At this point you may ask: Why not call GetCurrentProcessorNumber() every time? Well, it turns out that while this call is cheap, it is not that cheap. We measured a significant drop in throughput when we tried the first implementation.

What we do from here in Add() solely depends on which synchronisation primitive we decide to use.

Benchmark: Partitioned Lock

Using the knowledge we have acquired so far, we can now create several different implementations of the partitioned data structure – each using their own synchronisation primitives.

Let us see how they do in test:

Graph

Now that, ladies and gentlemen, is what scalability looks like. Even the worst partitioned, thread racy (unsafe) implementation tracks the racy (unsafe) un-partitioned version at low scale and massively outperforms (by about a factor 20) the racy version at high scale.

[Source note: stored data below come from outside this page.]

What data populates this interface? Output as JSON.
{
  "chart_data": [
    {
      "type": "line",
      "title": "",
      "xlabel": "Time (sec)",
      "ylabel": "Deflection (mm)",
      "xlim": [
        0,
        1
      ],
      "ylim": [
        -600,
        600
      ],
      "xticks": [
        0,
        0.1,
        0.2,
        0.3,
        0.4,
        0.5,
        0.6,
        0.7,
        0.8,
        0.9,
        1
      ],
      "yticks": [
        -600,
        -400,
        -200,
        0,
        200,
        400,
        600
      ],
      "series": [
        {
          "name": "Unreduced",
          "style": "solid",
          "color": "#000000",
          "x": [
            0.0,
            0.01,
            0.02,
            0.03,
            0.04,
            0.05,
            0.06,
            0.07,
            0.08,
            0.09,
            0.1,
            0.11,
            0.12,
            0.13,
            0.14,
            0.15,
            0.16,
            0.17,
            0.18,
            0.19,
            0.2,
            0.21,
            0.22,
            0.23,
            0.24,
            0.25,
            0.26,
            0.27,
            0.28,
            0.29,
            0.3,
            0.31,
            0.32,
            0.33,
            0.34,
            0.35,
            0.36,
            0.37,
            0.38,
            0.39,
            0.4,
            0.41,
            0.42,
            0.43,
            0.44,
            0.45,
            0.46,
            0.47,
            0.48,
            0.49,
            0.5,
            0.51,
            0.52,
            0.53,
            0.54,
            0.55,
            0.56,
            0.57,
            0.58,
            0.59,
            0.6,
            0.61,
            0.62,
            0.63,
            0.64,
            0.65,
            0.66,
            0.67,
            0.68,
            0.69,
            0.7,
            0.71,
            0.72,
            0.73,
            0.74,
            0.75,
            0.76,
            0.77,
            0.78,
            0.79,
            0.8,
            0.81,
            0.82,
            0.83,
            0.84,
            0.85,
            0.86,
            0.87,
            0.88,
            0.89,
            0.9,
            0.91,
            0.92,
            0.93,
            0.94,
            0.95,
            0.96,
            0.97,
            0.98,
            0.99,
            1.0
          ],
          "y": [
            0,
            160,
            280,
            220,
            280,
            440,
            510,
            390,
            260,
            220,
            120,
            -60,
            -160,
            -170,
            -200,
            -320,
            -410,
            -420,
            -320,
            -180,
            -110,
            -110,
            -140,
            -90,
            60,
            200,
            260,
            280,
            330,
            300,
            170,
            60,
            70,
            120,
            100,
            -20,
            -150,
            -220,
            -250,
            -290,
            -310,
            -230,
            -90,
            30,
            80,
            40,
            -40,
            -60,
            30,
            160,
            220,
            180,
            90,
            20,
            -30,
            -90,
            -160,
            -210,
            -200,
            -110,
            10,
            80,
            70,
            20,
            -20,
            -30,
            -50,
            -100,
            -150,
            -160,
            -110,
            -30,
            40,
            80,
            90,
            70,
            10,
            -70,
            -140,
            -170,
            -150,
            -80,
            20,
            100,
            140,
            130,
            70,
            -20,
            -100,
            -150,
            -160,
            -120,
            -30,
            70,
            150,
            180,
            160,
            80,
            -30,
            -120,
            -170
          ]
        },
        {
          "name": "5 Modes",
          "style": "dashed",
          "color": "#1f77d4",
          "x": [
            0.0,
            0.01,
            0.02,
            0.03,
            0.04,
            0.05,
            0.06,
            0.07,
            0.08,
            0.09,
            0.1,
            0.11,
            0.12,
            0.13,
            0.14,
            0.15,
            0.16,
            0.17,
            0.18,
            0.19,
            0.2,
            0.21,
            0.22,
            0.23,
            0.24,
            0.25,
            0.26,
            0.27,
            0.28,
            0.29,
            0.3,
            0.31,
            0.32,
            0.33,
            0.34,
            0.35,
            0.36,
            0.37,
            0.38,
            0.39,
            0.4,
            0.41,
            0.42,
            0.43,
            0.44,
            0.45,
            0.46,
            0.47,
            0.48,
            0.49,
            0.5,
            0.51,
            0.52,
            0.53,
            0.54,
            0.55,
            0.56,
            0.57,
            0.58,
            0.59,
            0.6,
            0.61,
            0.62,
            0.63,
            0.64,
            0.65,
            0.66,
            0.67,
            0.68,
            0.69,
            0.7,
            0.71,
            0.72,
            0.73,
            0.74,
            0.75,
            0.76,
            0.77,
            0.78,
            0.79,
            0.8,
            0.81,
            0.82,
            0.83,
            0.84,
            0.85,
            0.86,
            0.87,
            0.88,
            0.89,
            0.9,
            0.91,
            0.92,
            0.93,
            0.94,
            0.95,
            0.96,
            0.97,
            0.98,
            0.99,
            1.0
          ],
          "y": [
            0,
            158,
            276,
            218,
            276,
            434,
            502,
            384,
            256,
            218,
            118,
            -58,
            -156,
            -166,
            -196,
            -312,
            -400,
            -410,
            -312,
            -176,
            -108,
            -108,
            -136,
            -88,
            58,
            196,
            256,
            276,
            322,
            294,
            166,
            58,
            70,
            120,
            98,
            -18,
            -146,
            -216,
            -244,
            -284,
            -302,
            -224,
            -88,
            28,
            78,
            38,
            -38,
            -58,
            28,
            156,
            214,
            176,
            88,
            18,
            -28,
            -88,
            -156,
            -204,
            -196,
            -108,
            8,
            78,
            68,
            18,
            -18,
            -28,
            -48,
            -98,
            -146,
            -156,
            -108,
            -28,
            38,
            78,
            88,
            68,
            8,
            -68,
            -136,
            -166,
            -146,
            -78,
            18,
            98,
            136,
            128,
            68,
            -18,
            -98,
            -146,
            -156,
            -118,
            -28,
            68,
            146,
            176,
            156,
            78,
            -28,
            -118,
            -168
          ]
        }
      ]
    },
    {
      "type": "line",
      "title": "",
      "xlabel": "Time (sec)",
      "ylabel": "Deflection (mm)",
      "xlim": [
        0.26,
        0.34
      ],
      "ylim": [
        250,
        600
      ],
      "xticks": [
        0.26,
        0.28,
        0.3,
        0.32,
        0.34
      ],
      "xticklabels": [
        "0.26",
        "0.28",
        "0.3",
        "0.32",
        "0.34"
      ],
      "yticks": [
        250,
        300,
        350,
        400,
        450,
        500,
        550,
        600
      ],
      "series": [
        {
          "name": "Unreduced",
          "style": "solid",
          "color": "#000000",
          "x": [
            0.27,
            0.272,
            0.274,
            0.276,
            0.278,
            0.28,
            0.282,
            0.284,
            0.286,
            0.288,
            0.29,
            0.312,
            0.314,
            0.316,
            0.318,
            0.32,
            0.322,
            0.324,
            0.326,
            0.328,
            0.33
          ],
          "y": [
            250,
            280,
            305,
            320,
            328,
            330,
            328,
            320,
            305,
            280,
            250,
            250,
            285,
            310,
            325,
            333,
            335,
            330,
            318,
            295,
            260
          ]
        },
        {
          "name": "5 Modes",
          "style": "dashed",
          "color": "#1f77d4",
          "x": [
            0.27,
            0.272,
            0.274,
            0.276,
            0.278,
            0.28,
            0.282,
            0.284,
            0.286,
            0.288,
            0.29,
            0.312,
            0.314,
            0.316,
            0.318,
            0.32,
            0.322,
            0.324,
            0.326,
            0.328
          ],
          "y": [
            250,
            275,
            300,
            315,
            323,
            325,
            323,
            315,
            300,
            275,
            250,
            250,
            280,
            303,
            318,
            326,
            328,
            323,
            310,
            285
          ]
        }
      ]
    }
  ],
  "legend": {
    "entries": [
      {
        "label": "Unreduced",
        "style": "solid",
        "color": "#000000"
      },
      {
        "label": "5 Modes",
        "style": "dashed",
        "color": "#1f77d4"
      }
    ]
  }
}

At the very highest scale, the low overhead, partitioned TTAS spin lock outperforms the racy un-partitioned version by x85.

It is also clear that when the contention on a lock is low – a lightweight alternative to the .NET SpinLock (like the TTAS spin) is very good – and so, interestingly, is the .NET lock() operation.

A Word of Warning

Getting scalability right requires a keen eye for detail – bordering on OCD (just the kind of thing My Autism loves). Henk and I had to make a lot of small adjustment to the data structure to hit the relatively clean scale curves you see above.

Constant benchmarking and analysing of results is the key to success – nothing beats empirical data on a big machine.

Going over the mistakes I made while adjusting the code would require an entire, new blog entry. Yet, it is probably worth showing you one example to illustrate the point. In one of our partitioned data structure tests, I had forgotten to add padding to the struct. This resulted in false sharing rearing its ugly head as can be seen below:

The moment false sharing occurs the scalability goes all wonky. The small things matter!

Summary

In this blog series, we have shown you how to build scalable data structures and quantify the overhead of synchronisation primitives.

We have seen that the only viable solution for high scalability is to use partitioned data structures.

When data structures are designed for low contention, the choice of synchronisation is determined by two factors:

Do you want to block when you cannot access the critical region. If so use lock()
Do you want to spin when you cannot enter the critical region? In this case, rolling your own TTAS spin lock might
be worth it.

In a fully asynchronous programming model, the .NET lock() statement will likely be the best choice for nearly all implementations. There are very few cases where SpinLock is preferable – unless of course, you have no way to avoid contention.

At the end, we managed to build a highly scalable data structure that works well even on a lot of cores. This means that we can feel confident about adding this instrumentation generously to our application server code – at least until we manage to drive a throughput of more than 800K operations/ms.